My mom, my sister, and I are all competitive talkers. My grandma used to be and my grandpa used to find ways to get people to shut up and listen to him. Though his methods were slick and painless, he too was a competitive talker. Now there are nieces and nephews who are also competitive talkers. My brother doesn't have a prayer.

Is it just a way of being, a family habit like the yelling that happens in an Italian family or the reserve that happens in a Norwegian one? Or does this talking spring from some unfulfilled need?

I think I struggle to be heard. When I was a kid, I didn't feel that anyone took me seriously, that anyone listened to my struggles. But I get the feeling that my friend has other reasons for her ramblings.

I think she might have something more in common with Jay Leno than with me. She may not have been listened to properly as a girl, but I think it's more likely that she has a yen for stand-up comedy with long monologues.

I found her kryptonite though. The other day, I popped a temporary crown just before I was scheduled to meet with her. I had driven half way up the hill, mindless flossing my teeth in the car, when I realized that I had done exactly what the dental technician had told me not to do. I flossed around my new and very temporary crown. Just as she said it would, that tooth popped right off.

Oh, it didn't hurt at first, but after I texted my friend that I was good to go anyway and she showed up for our walk, dogs dancing all around us, I opened my mouth to speak.

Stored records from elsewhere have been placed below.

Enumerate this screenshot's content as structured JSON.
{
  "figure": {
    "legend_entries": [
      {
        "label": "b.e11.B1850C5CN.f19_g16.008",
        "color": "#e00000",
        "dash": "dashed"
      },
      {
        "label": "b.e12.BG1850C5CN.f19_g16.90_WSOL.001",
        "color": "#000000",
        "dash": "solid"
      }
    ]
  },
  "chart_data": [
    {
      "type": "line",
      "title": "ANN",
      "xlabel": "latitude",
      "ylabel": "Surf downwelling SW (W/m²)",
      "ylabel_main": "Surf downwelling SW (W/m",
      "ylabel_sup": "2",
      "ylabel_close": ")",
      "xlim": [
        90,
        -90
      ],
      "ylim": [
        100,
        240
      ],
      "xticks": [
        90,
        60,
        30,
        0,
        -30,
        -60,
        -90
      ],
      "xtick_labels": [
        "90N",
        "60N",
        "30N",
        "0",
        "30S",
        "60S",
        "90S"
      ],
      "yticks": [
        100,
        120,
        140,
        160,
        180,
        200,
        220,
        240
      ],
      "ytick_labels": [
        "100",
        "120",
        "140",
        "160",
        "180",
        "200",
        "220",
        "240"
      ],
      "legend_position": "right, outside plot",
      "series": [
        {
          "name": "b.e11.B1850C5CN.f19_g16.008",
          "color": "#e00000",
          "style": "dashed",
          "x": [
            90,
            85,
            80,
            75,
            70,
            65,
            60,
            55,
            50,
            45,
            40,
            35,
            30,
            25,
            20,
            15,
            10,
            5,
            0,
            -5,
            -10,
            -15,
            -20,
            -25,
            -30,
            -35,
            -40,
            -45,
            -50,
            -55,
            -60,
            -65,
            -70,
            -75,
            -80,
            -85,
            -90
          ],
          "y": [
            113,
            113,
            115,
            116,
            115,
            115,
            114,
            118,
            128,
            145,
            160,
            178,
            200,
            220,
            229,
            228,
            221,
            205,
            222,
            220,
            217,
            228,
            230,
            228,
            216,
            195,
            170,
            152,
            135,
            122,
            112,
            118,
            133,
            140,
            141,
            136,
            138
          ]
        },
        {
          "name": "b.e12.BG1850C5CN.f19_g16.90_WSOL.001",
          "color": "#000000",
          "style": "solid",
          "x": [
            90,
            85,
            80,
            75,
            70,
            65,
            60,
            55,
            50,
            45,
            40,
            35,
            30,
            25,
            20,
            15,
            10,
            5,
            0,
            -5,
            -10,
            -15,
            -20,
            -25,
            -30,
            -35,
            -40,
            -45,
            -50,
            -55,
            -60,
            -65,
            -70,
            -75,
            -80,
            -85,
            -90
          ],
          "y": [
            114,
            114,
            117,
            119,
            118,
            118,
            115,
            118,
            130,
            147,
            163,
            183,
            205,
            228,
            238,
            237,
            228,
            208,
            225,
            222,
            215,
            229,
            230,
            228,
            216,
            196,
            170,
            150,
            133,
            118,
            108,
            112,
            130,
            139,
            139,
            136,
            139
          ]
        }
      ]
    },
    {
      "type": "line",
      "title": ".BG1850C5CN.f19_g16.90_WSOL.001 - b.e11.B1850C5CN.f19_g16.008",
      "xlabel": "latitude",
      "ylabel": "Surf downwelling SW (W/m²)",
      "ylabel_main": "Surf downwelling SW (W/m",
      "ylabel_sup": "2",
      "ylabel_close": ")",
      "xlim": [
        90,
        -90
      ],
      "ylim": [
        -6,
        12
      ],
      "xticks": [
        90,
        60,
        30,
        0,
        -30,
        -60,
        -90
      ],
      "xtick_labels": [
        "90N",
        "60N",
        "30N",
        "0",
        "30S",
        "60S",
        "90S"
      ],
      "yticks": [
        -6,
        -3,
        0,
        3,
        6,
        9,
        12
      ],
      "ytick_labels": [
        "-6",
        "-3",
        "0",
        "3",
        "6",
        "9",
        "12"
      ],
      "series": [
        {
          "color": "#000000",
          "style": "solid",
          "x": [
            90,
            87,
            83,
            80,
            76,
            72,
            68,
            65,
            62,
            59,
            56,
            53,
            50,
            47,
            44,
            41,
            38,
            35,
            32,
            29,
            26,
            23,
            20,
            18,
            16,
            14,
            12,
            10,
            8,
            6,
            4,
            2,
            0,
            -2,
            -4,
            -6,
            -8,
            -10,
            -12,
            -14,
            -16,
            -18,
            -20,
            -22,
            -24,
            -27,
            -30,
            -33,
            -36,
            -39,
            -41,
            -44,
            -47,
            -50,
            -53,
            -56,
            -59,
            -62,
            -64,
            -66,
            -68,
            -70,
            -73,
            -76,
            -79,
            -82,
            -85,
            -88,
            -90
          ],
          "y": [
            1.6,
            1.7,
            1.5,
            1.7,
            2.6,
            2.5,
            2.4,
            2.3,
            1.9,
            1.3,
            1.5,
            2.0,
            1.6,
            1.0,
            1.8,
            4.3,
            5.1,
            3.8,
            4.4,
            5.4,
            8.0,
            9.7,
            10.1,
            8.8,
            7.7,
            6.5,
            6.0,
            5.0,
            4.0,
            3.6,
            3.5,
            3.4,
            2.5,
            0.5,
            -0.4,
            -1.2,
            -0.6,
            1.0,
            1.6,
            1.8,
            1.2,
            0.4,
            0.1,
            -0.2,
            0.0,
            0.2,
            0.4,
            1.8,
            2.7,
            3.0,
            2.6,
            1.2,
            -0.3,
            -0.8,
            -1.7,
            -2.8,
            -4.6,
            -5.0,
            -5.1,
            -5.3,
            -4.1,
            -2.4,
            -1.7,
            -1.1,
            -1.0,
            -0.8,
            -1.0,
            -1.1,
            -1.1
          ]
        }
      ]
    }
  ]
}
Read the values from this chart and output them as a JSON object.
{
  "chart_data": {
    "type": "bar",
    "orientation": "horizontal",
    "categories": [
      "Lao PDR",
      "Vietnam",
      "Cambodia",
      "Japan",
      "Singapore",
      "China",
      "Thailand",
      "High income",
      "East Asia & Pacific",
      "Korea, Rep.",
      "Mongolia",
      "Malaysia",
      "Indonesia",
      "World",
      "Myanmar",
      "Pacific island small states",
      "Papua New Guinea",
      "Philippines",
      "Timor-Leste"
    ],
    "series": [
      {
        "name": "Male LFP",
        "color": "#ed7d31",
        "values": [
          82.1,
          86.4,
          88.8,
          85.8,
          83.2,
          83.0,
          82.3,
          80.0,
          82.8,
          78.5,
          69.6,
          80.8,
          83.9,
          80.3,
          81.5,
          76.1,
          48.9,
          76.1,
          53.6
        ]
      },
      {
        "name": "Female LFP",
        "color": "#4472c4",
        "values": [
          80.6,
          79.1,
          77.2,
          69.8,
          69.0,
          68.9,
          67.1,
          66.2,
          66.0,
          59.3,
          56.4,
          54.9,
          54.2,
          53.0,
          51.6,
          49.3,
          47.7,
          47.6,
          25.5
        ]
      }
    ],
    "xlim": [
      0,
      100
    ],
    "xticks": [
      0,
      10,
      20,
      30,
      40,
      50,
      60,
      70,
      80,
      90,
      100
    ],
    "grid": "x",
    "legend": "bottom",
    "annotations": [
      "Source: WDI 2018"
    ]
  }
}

And cool air hit my tooth.

I immediately became a mumbler and told her through my cheek that she had to do all of the talking. I tried to stay silent. I really did. It turns out that my friend is one of those people who fills a silence. She got really uncomfortable, ran out of things to say. I tried to stay quiet, but she choked. I ended up grunting just enough so that she could tell me every joke in her repertoire, even ones she knew she'd told me before. I needed to hear those jokes too because with the little mumbling that I did, my face started to hurt like I'd been punched. I couldn't get into the dentist for another hour and a half and I figured that laughter was way better than pergocet. I was right. I kept mumbling through clenched teeth and she talked through all of her jokes. By the time we were done and the dogs had run until they were pooped, I only had twenty minutes to wait before the dentist could squeeze me in and glue my tooth back on.

I forgot to ask if he used super-glue or Elmer's this time. I don't want to know, but I'm not flossing on that upper side, not at all, not even to hear all the jokes I can stand in an hour.